Bach Suite 3 : Valerio Mangianti – Christophe Coin © David Herrero

Bach Suite 3

Pour cette pièce nous nous retrouvions sur les pas de Noureev pour qui Francine Lancelot, après que le danseur ait assisté à un spectacle de sa Compagnie « Ris et Danceries » et à sa demande, chorégraphia en 1984 un solo sur la Suite n°3 pour violoncelle de Bach. Puis Kader Belarbi, en 2004, créera Bach Suite 2 à l’Opéra, à la fois suite et variation de la première chorégraphie. Bach Suite 3 s’inspire bien évidemment de ces deux œuvres en en gardant les grands principes. Assisté de Françoise Denieau, de la Compagnie de Francine Lancelot et chorégraphe du Centre de Musique baroque de Versailles, Kader Belarbi a retravaillé ce ballet et en a fait un pas de quatre. Sur la Suite N°3 pour violoncelle seul, interprétée excellemment par Christophe Coin, le chorégraphe nous propose une œuvre tout à tour grave, pétillante ou noble, comme l’est la musique. Sous une apparente simplicité, la chorégraphie est en réalité extrêmement précise et demande aux interprètes une grande qualité de concentration et d’interprétation. Valerio Mangianti allie noblesse et élégance à une technique très sûre : les ports de bras répondent au placement des pieds dans la plus pure tradition baroque. Ce danseur aurait eu toute sa place devant le Roi Soleil sur la scène de Versailles. Juliana Bastos possède cette même noblesse et une grâce tout en retenue qui fait merveille dans cette pièce. Taisha Barton-Rowledge et Pierre Devaux nous apparaissent plus spontanés, plus dans l’ingénuité. Peut-être pourrait-on parler ici, pour ces quatre danseurs, d’un point-contrepoint chorégraphique qui répond à celui de Bach, référence absolue de l’équilibre de ces deux aspects dans l’écriture musicale.

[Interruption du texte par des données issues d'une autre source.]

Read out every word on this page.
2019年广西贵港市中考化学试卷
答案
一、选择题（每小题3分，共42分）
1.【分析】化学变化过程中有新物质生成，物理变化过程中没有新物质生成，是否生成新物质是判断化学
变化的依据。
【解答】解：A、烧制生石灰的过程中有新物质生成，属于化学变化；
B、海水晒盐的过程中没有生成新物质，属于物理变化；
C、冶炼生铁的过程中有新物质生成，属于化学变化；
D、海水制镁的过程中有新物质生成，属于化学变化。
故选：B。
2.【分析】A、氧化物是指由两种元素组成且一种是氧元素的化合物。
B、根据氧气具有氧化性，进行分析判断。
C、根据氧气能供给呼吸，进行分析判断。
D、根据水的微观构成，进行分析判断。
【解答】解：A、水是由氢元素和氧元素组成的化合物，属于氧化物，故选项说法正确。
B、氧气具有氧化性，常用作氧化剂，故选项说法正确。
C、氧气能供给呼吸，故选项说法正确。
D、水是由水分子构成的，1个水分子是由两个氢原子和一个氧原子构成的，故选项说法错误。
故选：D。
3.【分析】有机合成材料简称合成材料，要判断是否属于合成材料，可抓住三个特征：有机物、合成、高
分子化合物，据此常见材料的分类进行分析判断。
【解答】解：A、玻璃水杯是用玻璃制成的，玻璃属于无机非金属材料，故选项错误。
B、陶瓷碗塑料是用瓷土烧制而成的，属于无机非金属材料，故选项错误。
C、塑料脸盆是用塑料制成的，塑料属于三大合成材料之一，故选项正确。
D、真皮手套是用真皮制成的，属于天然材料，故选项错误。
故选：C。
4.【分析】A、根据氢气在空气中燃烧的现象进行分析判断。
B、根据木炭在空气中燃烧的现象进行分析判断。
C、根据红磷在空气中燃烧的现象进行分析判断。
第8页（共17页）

Dawson : A million kisses to my skin – Maria Gutierrez – Kazbeck Akhmedyarov

© David Herrero

A Million Kisses to my Skin

C’est sur le Concerto pour piano n°1 en ré mineur, que David Dawson a chorégraphié un ballet qui est un hymne à la joie de danser, qui détourne les codes du ballet classique pour jouer sur la prouesse technique, les déséquilibres et l’asymétrie. Le contraste avec Bach Suites 3 est saisissant : l’hyper-vélocité des danseurs, les sauts, les jetés, les arabesques à la limite de la rupture en font une œuvre qui coupe le souffle aux spectateurs. Les neufs danseurs qui occupent l’espace volent littéralement. Comme le dit le chorégraphe lui-même : « au final, on a l’impression que les danseurs passent plus de temps en l’air que sur le sol ». Si l’on peut retrouver chez le chorégraphe anglais certaines réminiscences de Forsythe ou Balanchine, son style n’en reste pas moins très personnel, fait de passion, d’émotion et de liberté physique. Les solistes de la Compagnie sont ici à leur affaire, de par leur parfaite connaissance du style balanchinien d’une part, et leur technique affutée d’autre part. Les trois danseurs solistes y sont incroyables de virtuosité : Davit Galstyan, la puissance, Kasbeck Akhmedyarov, la rigueur, Demian Vargas, l’envol ! Les danseuses ne sont bien évidemment pas en reste : María Gutierrez et Tatyana Ten rivalisent de grâce et de présence, sans que jamais leur technicité ne soit prise en défaut. Juliette Thiélin, dès l’ouverture du rideau, y est éblouissante.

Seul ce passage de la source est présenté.